Given that the PARSEC training data is based on the extinction law from Cardelli et al. (1989), Figure 8.6a and b show the relation between ${A}_{0}$ and ${A}_{\mathrm{G}}$, and ${A}_{0}$ and $E({G}_{\mathrm{BP}}-{G}_{\mathrm{RP}})$, respectively. Since the Gaia passbands are very broad (Jordi et al. 2010), both ${A}_{\mathrm{G}}$ and $E({G}_{\mathrm{BP}}-{G}_{\mathrm{RP}})$ are strongly dependent on the intrinsic SED shape, which is characterized roughly by the colour coding with ${T}_{\mathrm{eff}}$ in Figure 8.6. Furthermore, Figure 8.6c shows that the PARSEC models have the relation ${A}_{\mathrm{G}}\sim 2\cdot E({G}_{\mathrm{BP}}-{G}_{\mathrm{RP}})$ built into them (except for very cool stars). Therefore, we should not be surprised finding this relation in our results. However, we note that Jordi et al. (2010) used different stellar evolutionary tracks with different underlying synthetic spectra, such that they find a different relation between ${A}_{\mathrm{G}}$ and $E({G}_{\mathrm{BP}}-{G}_{\mathrm{RP}})$.

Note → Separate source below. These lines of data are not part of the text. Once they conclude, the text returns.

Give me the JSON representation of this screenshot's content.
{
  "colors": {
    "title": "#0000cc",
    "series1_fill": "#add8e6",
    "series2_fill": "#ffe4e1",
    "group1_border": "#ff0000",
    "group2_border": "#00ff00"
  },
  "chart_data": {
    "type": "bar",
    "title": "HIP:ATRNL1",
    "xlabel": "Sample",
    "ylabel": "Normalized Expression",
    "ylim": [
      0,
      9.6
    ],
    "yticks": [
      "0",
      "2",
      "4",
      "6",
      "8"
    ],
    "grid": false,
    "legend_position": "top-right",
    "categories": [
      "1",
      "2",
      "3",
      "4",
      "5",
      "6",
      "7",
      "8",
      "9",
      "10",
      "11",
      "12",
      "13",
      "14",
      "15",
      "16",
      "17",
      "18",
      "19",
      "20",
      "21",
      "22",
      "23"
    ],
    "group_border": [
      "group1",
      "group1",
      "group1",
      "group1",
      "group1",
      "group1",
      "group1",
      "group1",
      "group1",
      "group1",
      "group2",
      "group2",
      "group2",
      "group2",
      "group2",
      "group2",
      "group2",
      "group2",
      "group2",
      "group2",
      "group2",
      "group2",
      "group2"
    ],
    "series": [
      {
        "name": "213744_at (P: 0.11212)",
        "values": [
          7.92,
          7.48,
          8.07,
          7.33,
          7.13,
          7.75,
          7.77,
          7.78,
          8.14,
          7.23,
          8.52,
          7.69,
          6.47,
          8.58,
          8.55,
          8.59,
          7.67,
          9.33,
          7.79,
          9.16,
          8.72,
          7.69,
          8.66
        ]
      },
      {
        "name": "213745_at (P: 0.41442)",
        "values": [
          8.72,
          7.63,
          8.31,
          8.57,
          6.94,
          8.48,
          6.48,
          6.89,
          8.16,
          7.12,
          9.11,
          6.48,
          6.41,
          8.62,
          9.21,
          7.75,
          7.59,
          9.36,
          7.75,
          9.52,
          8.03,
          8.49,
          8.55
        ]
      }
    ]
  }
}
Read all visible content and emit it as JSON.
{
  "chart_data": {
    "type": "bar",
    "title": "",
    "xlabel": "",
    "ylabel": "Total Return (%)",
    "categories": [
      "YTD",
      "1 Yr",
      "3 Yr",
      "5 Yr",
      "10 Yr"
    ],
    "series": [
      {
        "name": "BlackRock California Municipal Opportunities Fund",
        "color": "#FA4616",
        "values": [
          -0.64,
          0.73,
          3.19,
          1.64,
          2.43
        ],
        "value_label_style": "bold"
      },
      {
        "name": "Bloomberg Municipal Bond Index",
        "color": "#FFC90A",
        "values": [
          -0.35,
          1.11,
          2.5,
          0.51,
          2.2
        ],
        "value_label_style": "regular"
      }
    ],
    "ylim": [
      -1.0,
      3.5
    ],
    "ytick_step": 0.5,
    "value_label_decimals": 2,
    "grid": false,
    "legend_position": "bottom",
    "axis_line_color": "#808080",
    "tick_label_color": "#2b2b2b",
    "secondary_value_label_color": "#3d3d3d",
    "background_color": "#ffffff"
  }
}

Finally, let us also emphasise that while we cannot estimate temperatures from these models, the adopted ${T}_{\mathrm{eff}}$ range of 2500K–20 000K for the PARSEC models allows us still to obtain reliable extinction and reddening estimates for intrinsically very blue sources such as OB stars, although the method described in Section 8.3.1 cannot provide good ${T}_{\mathrm{eff}}$ estimates for them.